Unfortunately, for those making games with the Net Yaroze, reaching those millions of people turned out to be a lot of hassle, if not impossible. The problem was that these creators weren’t able to burn their games to disc so they could be distributed. This seems to have been Sony’s effort to avoid a repeat of the Atari 2600 and have its console’s reputation brought down due to being rammed with unchecked and low-quality games. 

This is one of the topics discussed by those that once made games with the Net Yaroze in Gamasutra‘s oral history of the development kit. “The lack of distribution channels was a very real limitation to the Net Yaroze, and is probably what led to its eventual demise,” says James Shaughnessy, creator of the Net Yaroze-made Gravitation. The whole article gives rare insight into the behind-the-scenes workings of the Net Yaroze and how Sony was trying to foster a bed of creative talent around its first gaming console.

There are plenty of shortcomings on Sony’s part to discuss but also many freedoms to celebrate that sowed the seeds of some peoples’ careers. Those that bought a Net Yaroze were given dedicated online spaces—private forums and individual webpages—where they could blog about their process and share games with each other. It provided a valuable source of feedback that they weren’t able to get from players until many years later when they discovered small cultish online followings of their games had arisen. 

But in retrospect that internal feedback loop could have been expanded further had Sony not divided the communities by region. Those in Europe, America, and Japan were forced to keep within those continental circles which, while allowing for tighter-knit groups, meant that the swapping of ideas was limited. And unlike the game development tools and engines available now, the Net Yaroze wasn’t particularly user-friendly, and so, as the article notes, “the sharing of tools and knowledge was pivotal to getting a full game finished.” Who knows what could have been made back then had the separate communities been united to see each other’s games and processes?

“There was lots of banter and camaraderie.” 

Also interesting is how other formalities of the Net Yaroze proved divisive. Some of the hobbyists thought that $750 was too expensive while others saw it as their motivation to not make waste of their money. Likewise, the hardware limitations proved to be a pain as big ideas had to fit into a tiny 1.5MB of free memory. But others saw these limitations as forcing out their creativity, to experiment, and to see how far they could push themselves within these squashed hardware specifications. 

It’s also uplifting to read lines like this from Shaughnessy: “There was lots of banter and camaraderie. People would always take the time to help you if you asked how you might go about implementing something, or for help with bugs or with graphics or audio, and give feedback on the games you made.” 
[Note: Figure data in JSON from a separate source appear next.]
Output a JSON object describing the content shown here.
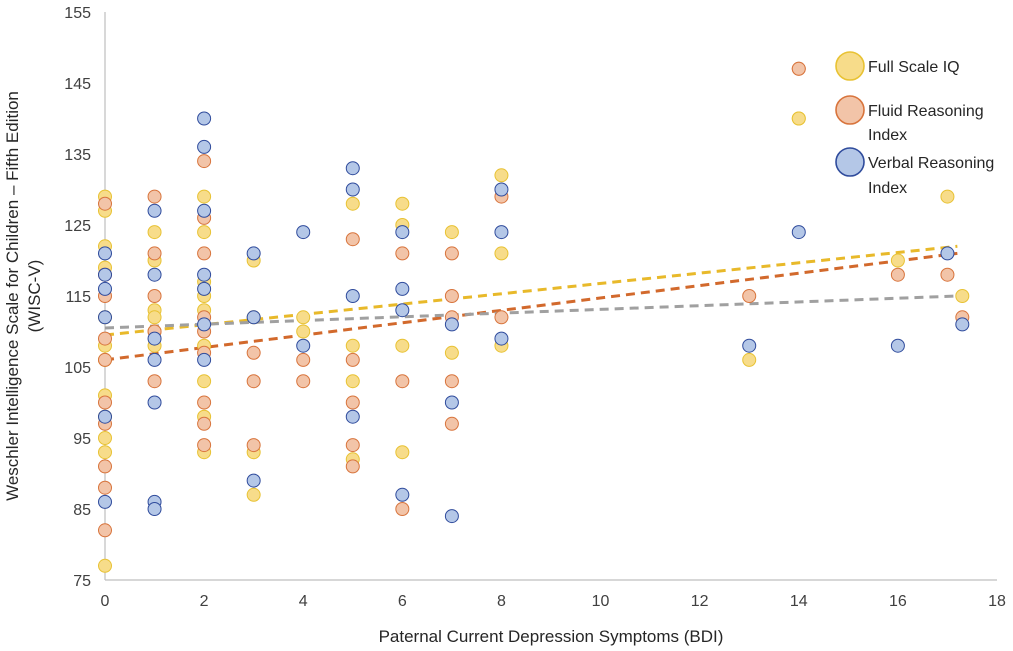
{
  "chart_data": {
    "type": "scatter",
    "title": "",
    "xlabel": "Paternal Current Depression Symptoms (BDI)",
    "ylabel": [
      "Weschler Intelligence Scale for Children – Fifth Edition",
      "(WISC-V)"
    ],
    "xlim": [
      0,
      18
    ],
    "ylim": [
      75,
      155
    ],
    "xticks": [
      0,
      2,
      4,
      6,
      8,
      10,
      12,
      14,
      16,
      18
    ],
    "yticks": [
      75,
      85,
      95,
      105,
      115,
      125,
      135,
      145,
      155
    ],
    "grid": false,
    "legend_position": "top-right",
    "series": [
      {
        "name": "Full Scale IQ",
        "legend_label": [
          "Full Scale IQ"
        ],
        "color": "#F7DC8A",
        "edge": "#E8C233",
        "trend_color": "#E8B92A",
        "trend": [
          [
            0,
            109.5
          ],
          [
            17.2,
            122
          ]
        ],
        "points": [
          [
            0,
            129
          ],
          [
            0,
            127
          ],
          [
            0,
            122
          ],
          [
            0,
            119
          ],
          [
            0,
            112
          ],
          [
            0,
            108
          ],
          [
            0,
            106
          ],
          [
            0,
            101
          ],
          [
            0,
            98
          ],
          [
            0,
            95
          ],
          [
            0,
            93
          ],
          [
            0,
            77
          ],
          [
            1,
            124
          ],
          [
            1,
            120
          ],
          [
            1,
            113
          ],
          [
            1,
            112
          ],
          [
            1,
            110
          ],
          [
            1,
            108
          ],
          [
            2,
            129
          ],
          [
            2,
            124
          ],
          [
            2,
            117
          ],
          [
            2,
            115
          ],
          [
            2,
            113
          ],
          [
            2,
            108
          ],
          [
            2,
            103
          ],
          [
            2,
            98
          ],
          [
            2,
            93
          ],
          [
            3,
            120
          ],
          [
            3,
            112
          ],
          [
            3,
            93
          ],
          [
            3,
            87
          ],
          [
            4,
            112
          ],
          [
            4,
            110
          ],
          [
            5,
            128
          ],
          [
            5,
            108
          ],
          [
            5,
            103
          ],
          [
            5,
            92
          ],
          [
            6,
            128
          ],
          [
            6,
            125
          ],
          [
            6,
            108
          ],
          [
            6,
            93
          ],
          [
            7,
            124
          ],
          [
            7,
            107
          ],
          [
            8,
            132
          ],
          [
            8,
            121
          ],
          [
            8,
            108
          ],
          [
            13,
            106
          ],
          [
            14,
            140
          ],
          [
            16,
            120
          ],
          [
            17.3,
            115
          ]
        ]
      },
      {
        "name": "Fluid Reasoning Index",
        "legend_label": [
          "Fluid Reasoning",
          "Index"
        ],
        "color": "#F2C4A8",
        "edge": "#D8743C",
        "trend_color": "#D2692C",
        "trend": [
          [
            0,
            106
          ],
          [
            17.2,
            121
          ]
        ],
        "points": [
          [
            0,
            128
          ],
          [
            0,
            118
          ],
          [
            0,
            115
          ],
          [
            0,
            109
          ],
          [
            0,
            106
          ],
          [
            0,
            100
          ],
          [
            0,
            97
          ],
          [
            0,
            91
          ],
          [
            0,
            88
          ],
          [
            0,
            82
          ],
          [
            1,
            129
          ],
          [
            1,
            121
          ],
          [
            1,
            115
          ],
          [
            1,
            110
          ],
          [
            1,
            103
          ],
          [
            2,
            134
          ],
          [
            2,
            126
          ],
          [
            2,
            121
          ],
          [
            2,
            112
          ],
          [
            2,
            110
          ],
          [
            2,
            107
          ],
          [
            2,
            100
          ],
          [
            2,
            97
          ],
          [
            2,
            94
          ],
          [
            3,
            107
          ],
          [
            3,
            103
          ],
          [
            3,
            94
          ],
          [
            4,
            106
          ],
          [
            4,
            103
          ],
          [
            5,
            123
          ],
          [
            5,
            106
          ],
          [
            5,
            100
          ],
          [
            5,
            94
          ],
          [
            5,
            91
          ],
          [
            6,
            121
          ],
          [
            6,
            103
          ],
          [
            6,
            85
          ],
          [
            7,
            121
          ],
          [
            7,
            115
          ],
          [
            7,
            112
          ],
          [
            7,
            103
          ],
          [
            7,
            97
          ],
          [
            8,
            129
          ],
          [
            8,
            112
          ],
          [
            13,
            115
          ],
          [
            14,
            147
          ],
          [
            16,
            118
          ],
          [
            17,
            118
          ],
          [
            17.3,
            112
          ]
        ]
      },
      {
        "name": "Verbal Reasoning Index",
        "legend_label": [
          "Verbal Reasoning",
          "Index"
        ],
        "color": "#B4C7E7",
        "edge": "#2F4B9C",
        "trend_color": "#A0A0A0",
        "trend": [
          [
            0,
            110.5
          ],
          [
            17.2,
            115
          ]
        ],
        "points": [
          [
            0,
            121
          ],
          [
            0,
            118
          ],
          [
            0,
            116
          ],
          [
            0,
            112
          ],
          [
            0,
            98
          ],
          [
            0,
            86
          ],
          [
            1,
            127
          ],
          [
            1,
            118
          ],
          [
            1,
            109
          ],
          [
            1,
            106
          ],
          [
            1,
            100
          ],
          [
            1,
            86
          ],
          [
            1,
            85
          ],
          [
            2,
            140
          ],
          [
            2,
            136
          ],
          [
            2,
            127
          ],
          [
            2,
            118
          ],
          [
            2,
            116
          ],
          [
            2,
            111
          ],
          [
            2,
            106
          ],
          [
            3,
            121
          ],
          [
            3,
            112
          ],
          [
            3,
            89
          ],
          [
            4,
            124
          ],
          [
            4,
            108
          ],
          [
            5,
            133
          ],
          [
            5,
            130
          ],
          [
            5,
            115
          ],
          [
            5,
            98
          ],
          [
            6,
            124
          ],
          [
            6,
            116
          ],
          [
            6,
            113
          ],
          [
            6,
            87
          ],
          [
            7,
            111
          ],
          [
            7,
            100
          ],
          [
            7,
            84
          ],
          [
            8,
            130
          ],
          [
            8,
            124
          ],
          [
            8,
            109
          ],
          [
            13,
            108
          ],
          [
            14,
            124
          ],
          [
            16,
            108
          ],
          [
            17,
            121
          ],
          [
            17.3,
            111
          ]
        ]
      }
    ],
    "extra_markers": [
      {
        "series": 1,
        "x": 14,
        "y": 147,
        "legend_area": true
      },
      {
        "series": 0,
        "x": 14,
        "y": 140,
        "legend_area": true
      },
      {
        "series": 0,
        "x": 17,
        "y": 129,
        "legend_area": true
      }
    ]
  }
}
For people like myself, whose first taste of the different flavors that videogames can offer came from playing those made with the Net Yaroze, this is heartwarming. I remember getting excited every time my dad returned from the shop with a copy of the Official PlayStation Magazine. It always came with a demo disc that let you preview upcoming big games, but also had Net Yaroze games on there you could play in full (like the peculiar A Dog Tale). It was these odd snippets of ideas that I grew up on and what at least partly ignited my interest in games outside of the blockbuster spectrum.

Reading these memories of the Net Yaroze days stands as a reminder of how far the accessibility of game development and distribution has come since then. We can celebrate all that has happened in that time, especially as to how much more accepting of unusual videogames we seem to be as a population of players these days. But it also captures the energy created the momentum and that some of may have lost over time as they become increasingly distant from their own roots in game creation.